Kneeling down to the Dakota grass,
I caressed a circular hollow
etched deeply in the silent earth.
August 6, 2010
Lewis and Clark wintered in the Mandan Villages along the Missouri River in present day North Dakota in 1804. The Knife River flows into the Missouri River just a couple of miles downstream. Several tribes lived together for their mutual security. The scene in this poem happened a few years earlier. The French Canadian trapper, Toussant Charboneau, either bought Sacagawea or won her in a card game.
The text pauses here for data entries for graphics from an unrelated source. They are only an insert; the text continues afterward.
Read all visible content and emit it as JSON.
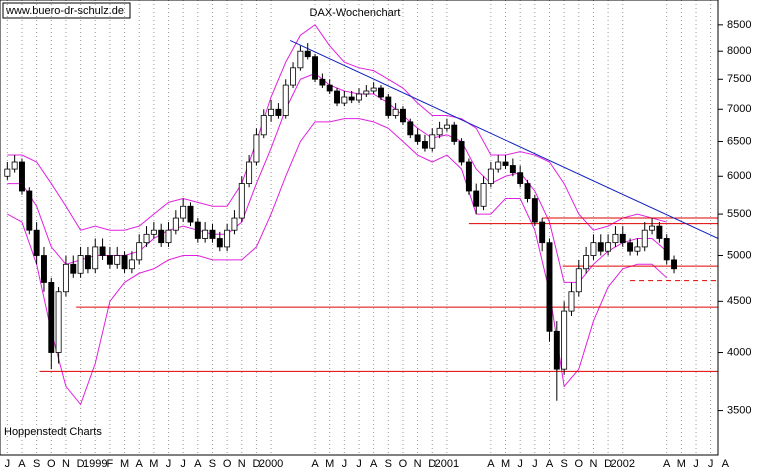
{
  "chart_data": {
    "type": "candlestick",
    "title": "DAX-Wochenchart",
    "annotations": [
      "www.buero-dr-schulz.de",
      "Hoppenstedt Charts"
    ],
    "log_scale": true,
    "ylim": [
      3160,
      9000
    ],
    "yticks": [
      3500,
      4000,
      4500,
      5000,
      5500,
      6000,
      6500,
      7000,
      7500,
      8000,
      8500
    ],
    "xlim": [
      -0.5,
      48.5
    ],
    "xticks": [
      {
        "value": 0,
        "label": "J"
      },
      {
        "value": 1,
        "label": "A"
      },
      {
        "value": 2,
        "label": "S"
      },
      {
        "value": 3,
        "label": "O"
      },
      {
        "value": 4,
        "label": "N"
      },
      {
        "value": 5,
        "label": "D"
      },
      {
        "value": 6,
        "label": "1999"
      },
      {
        "value": 7,
        "label": "F"
      },
      {
        "value": 8,
        "label": "M"
      },
      {
        "value": 9,
        "label": "A"
      },
      {
        "value": 10,
        "label": "M"
      },
      {
        "value": 11,
        "label": "J"
      },
      {
        "value": 12,
        "label": "J"
      },
      {
        "value": 13,
        "label": "A"
      },
      {
        "value": 14,
        "label": "S"
      },
      {
        "value": 15,
        "label": "O"
      },
      {
        "value": 16,
        "label": "N"
      },
      {
        "value": 17,
        "label": "D"
      },
      {
        "value": 18,
        "label": "2000"
      },
      {
        "value": 21,
        "label": "A"
      },
      {
        "value": 22,
        "label": "M"
      },
      {
        "value": 23,
        "label": "J"
      },
      {
        "value": 24,
        "label": "J"
      },
      {
        "value": 25,
        "label": "A"
      },
      {
        "value": 26,
        "label": "S"
      },
      {
        "value": 27,
        "label": "O"
      },
      {
        "value": 28,
        "label": "N"
      },
      {
        "value": 29,
        "label": "D"
      },
      {
        "value": 30,
        "label": "2001"
      },
      {
        "value": 33,
        "label": "A"
      },
      {
        "value": 34,
        "label": "M"
      },
      {
        "value": 35,
        "label": "J"
      },
      {
        "value": 36,
        "label": "J"
      },
      {
        "value": 37,
        "label": "A"
      },
      {
        "value": 38,
        "label": "S"
      },
      {
        "value": 39,
        "label": "O"
      },
      {
        "value": 40,
        "label": "N"
      },
      {
        "value": 41,
        "label": "D"
      },
      {
        "value": 42,
        "label": "2002"
      },
      {
        "value": 45,
        "label": "A"
      },
      {
        "value": 46,
        "label": "M"
      },
      {
        "value": 47,
        "label": "J"
      },
      {
        "value": 48,
        "label": "J"
      },
      {
        "value": 49,
        "label": "A"
      }
    ],
    "x": [
      0,
      0.5,
      1,
      1.5,
      2,
      2.5,
      3,
      3.5,
      4,
      4.5,
      5,
      5.5,
      6,
      6.5,
      7,
      7.5,
      8,
      8.5,
      9,
      9.5,
      10,
      10.5,
      11,
      11.5,
      12,
      12.5,
      13,
      13.5,
      14,
      14.5,
      15,
      15.5,
      16,
      16.5,
      17,
      17.5,
      18,
      18.5,
      19,
      19.5,
      20,
      20.5,
      21,
      21.5,
      22,
      22.5,
      23,
      23.5,
      24,
      24.5,
      25,
      25.5,
      26,
      26.5,
      27,
      27.5,
      28,
      28.5,
      29,
      29.5,
      30,
      30.5,
      31,
      31.5,
      32,
      32.5,
      33,
      33.5,
      34,
      34.5,
      35,
      35.5,
      36,
      36.5,
      37,
      37.5,
      38,
      38.5,
      39,
      39.5,
      40,
      40.5,
      41,
      41.5,
      42,
      42.5,
      43,
      43.5,
      44,
      44.5,
      45,
      45.5
    ],
    "open": [
      6000,
      6100,
      6200,
      5800,
      5300,
      5000,
      4700,
      4000,
      4600,
      4900,
      4800,
      5000,
      4850,
      5100,
      5000,
      4900,
      5000,
      4850,
      4950,
      5150,
      5250,
      5300,
      5150,
      5300,
      5450,
      5600,
      5400,
      5200,
      5300,
      5200,
      5100,
      5300,
      5450,
      5900,
      6200,
      6600,
      6900,
      7000,
      6900,
      7400,
      7700,
      8000,
      7900,
      7500,
      7400,
      7300,
      7100,
      7200,
      7150,
      7250,
      7300,
      7350,
      7200,
      6900,
      7000,
      6800,
      6600,
      6500,
      6400,
      6600,
      6700,
      6750,
      6500,
      6200,
      5800,
      5600,
      5900,
      6100,
      6200,
      6150,
      6050,
      5900,
      5700,
      5400,
      5150,
      4200,
      3850,
      4400,
      4600,
      4850,
      5000,
      5150,
      5050,
      5150,
      5250,
      5150,
      5050,
      5100,
      5300,
      5350,
      5200,
      4950
    ],
    "high": [
      6200,
      6300,
      6250,
      5850,
      5400,
      5100,
      4750,
      4650,
      5000,
      5000,
      5100,
      5100,
      5200,
      5200,
      5100,
      5100,
      5050,
      5050,
      5250,
      5350,
      5400,
      5380,
      5400,
      5550,
      5700,
      5650,
      5450,
      5400,
      5380,
      5280,
      5380,
      5550,
      6000,
      6300,
      6700,
      7000,
      7150,
      7100,
      7500,
      7800,
      8100,
      8150,
      7950,
      7600,
      7500,
      7350,
      7300,
      7300,
      7350,
      7400,
      7450,
      7400,
      7250,
      7100,
      7050,
      6850,
      6700,
      6600,
      6700,
      6800,
      6850,
      6800,
      6550,
      6250,
      5900,
      6000,
      6200,
      6300,
      6300,
      6250,
      6150,
      5950,
      5750,
      5450,
      5200,
      4300,
      4500,
      4700,
      4950,
      5100,
      5250,
      5250,
      5250,
      5350,
      5350,
      5200,
      5200,
      5400,
      5450,
      5400,
      5250,
      5000
    ],
    "low": [
      5950,
      6050,
      5750,
      5250,
      4900,
      4600,
      3850,
      3900,
      4550,
      4750,
      4750,
      4800,
      4800,
      4950,
      4850,
      4850,
      4800,
      4800,
      4900,
      5100,
      5200,
      5100,
      5100,
      5250,
      5400,
      5350,
      5150,
      5150,
      5150,
      5050,
      5050,
      5250,
      5400,
      5850,
      6150,
      6550,
      6800,
      6850,
      6850,
      7350,
      7650,
      7850,
      7450,
      7350,
      7250,
      7050,
      7050,
      7100,
      7100,
      7200,
      7250,
      7150,
      6850,
      6850,
      6750,
      6550,
      6450,
      6350,
      6350,
      6550,
      6650,
      6450,
      6150,
      5750,
      5500,
      5550,
      5850,
      6050,
      6100,
      6000,
      5850,
      5650,
      5350,
      5050,
      4100,
      3580,
      3800,
      4350,
      4550,
      4800,
      4950,
      5000,
      5000,
      5100,
      5100,
      5000,
      5000,
      5050,
      5250,
      5150,
      4900,
      4800
    ],
    "close": [
      6100,
      6200,
      5800,
      5300,
      5000,
      4700,
      4000,
      4600,
      4900,
      4800,
      5000,
      4850,
      5100,
      5000,
      4900,
      5000,
      4850,
      4950,
      5150,
      5250,
      5300,
      5150,
      5300,
      5450,
      5600,
      5400,
      5200,
      5300,
      5200,
      5100,
      5300,
      5450,
      5900,
      6200,
      6600,
      6900,
      7000,
      6900,
      7400,
      7700,
      8000,
      7900,
      7500,
      7400,
      7300,
      7100,
      7200,
      7150,
      7250,
      7300,
      7350,
      7200,
      6900,
      7000,
      6800,
      6600,
      6500,
      6400,
      6600,
      6700,
      6750,
      6500,
      6200,
      5800,
      5600,
      5900,
      6100,
      6200,
      6150,
      6050,
      5900,
      5700,
      5400,
      5150,
      4200,
      3850,
      4400,
      4600,
      4850,
      5000,
      5150,
      5050,
      5150,
      5250,
      5150,
      5050,
      5100,
      5300,
      5350,
      5200,
      4950,
      4850
    ],
    "band_x": [
      0,
      1,
      2,
      3,
      4,
      5,
      6,
      7,
      8,
      9,
      10,
      11,
      12,
      13,
      14,
      15,
      16,
      17,
      18,
      19,
      20,
      21,
      22,
      23,
      24,
      25,
      26,
      27,
      28,
      29,
      30,
      31,
      32,
      33,
      34,
      35,
      36,
      37,
      38,
      39,
      40,
      41,
      42,
      43,
      44,
      45
    ],
    "bands": [
      {
        "color": "#e020e0",
        "values": [
          6300,
          6300,
          6200,
          5900,
          5600,
          5300,
          5350,
          5300,
          5300,
          5350,
          5500,
          5650,
          5700,
          5650,
          5600,
          5600,
          5900,
          6500,
          7200,
          7800,
          8300,
          8500,
          8100,
          7800,
          7700,
          7650,
          7500,
          7350,
          7100,
          6900,
          6900,
          6850,
          6700,
          6300,
          6300,
          6350,
          6300,
          6200,
          5900,
          5500,
          5300,
          5350,
          5450,
          5500,
          5450,
          5400
        ]
      },
      {
        "color": "#e020e0",
        "values": [
          5900,
          5900,
          5600,
          5100,
          4900,
          4950,
          5000,
          5000,
          5000,
          5050,
          5200,
          5300,
          5350,
          5300,
          5250,
          5250,
          5400,
          5900,
          6400,
          7000,
          7500,
          7600,
          7400,
          7300,
          7250,
          7250,
          7100,
          6900,
          6700,
          6550,
          6600,
          6500,
          6100,
          5900,
          6000,
          6050,
          5800,
          5400,
          4700,
          4700,
          4900,
          5050,
          5150,
          5200,
          5200,
          5050
        ]
      },
      {
        "color": "#e020e0",
        "values": [
          5500,
          5400,
          4900,
          4200,
          3700,
          3550,
          3900,
          4500,
          4700,
          4800,
          4850,
          4950,
          5000,
          5000,
          4950,
          4950,
          4950,
          5100,
          5500,
          6000,
          6500,
          6800,
          6800,
          6850,
          6850,
          6800,
          6700,
          6500,
          6300,
          6200,
          6300,
          6100,
          5500,
          5500,
          5700,
          5700,
          5300,
          4600,
          3700,
          3850,
          4300,
          4650,
          4850,
          4900,
          4900,
          4750
        ]
      }
    ],
    "trend_line": {
      "color": "#1020c0",
      "x": [
        19.3,
        48.5
      ],
      "values": [
        8200,
        5200
      ]
    },
    "levels": [
      {
        "value": 5450,
        "x": [
          36.5,
          48.5
        ],
        "color": "#e00000",
        "dashed": false
      },
      {
        "value": 5380,
        "x": [
          31.5,
          48.5
        ],
        "color": "#e00000",
        "dashed": false
      },
      {
        "value": 4880,
        "x": [
          37.9,
          48.5
        ],
        "color": "#e00000",
        "dashed": false
      },
      {
        "value": 4720,
        "x": [
          42.5,
          48.5
        ],
        "color": "#e00000",
        "dashed": true
      },
      {
        "value": 4440,
        "x": [
          4.7,
          48.5
        ],
        "color": "#e00000",
        "dashed": false
      },
      {
        "value": 3830,
        "x": [
          2.2,
          48.5
        ],
        "color": "#e00000",
        "dashed": false
      }
    ]
  }
}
She was pregnant when the Corps of Discovery arrived and Lewis helped "midwife" the birth of her son, Jean Baptiste Charboneau.
When Lewis and Clark found out she was Shoshone they hired her and Charboneau to help negotiate for horses to cross the Rockies. As luck would have it, the Shoshone Chief that had the authority turned out to be Sacagawea's brother or cousin (the Shoshone language used the same word to define both relations). Sacagawea's presence with the Corps of Discovery probably saved the expedition from annihilation on several occasions.
The Hidatsa's at Knife river and in other communities lived in large circular houses framed out in tree lumber. The open circles inside were hollowed out into crater-like depressions. Today, the hollows from their houses dot the landscape like the surface of a golf ball.
Knife River is one of the most moving sites I have ever seen or expect to see - ever!!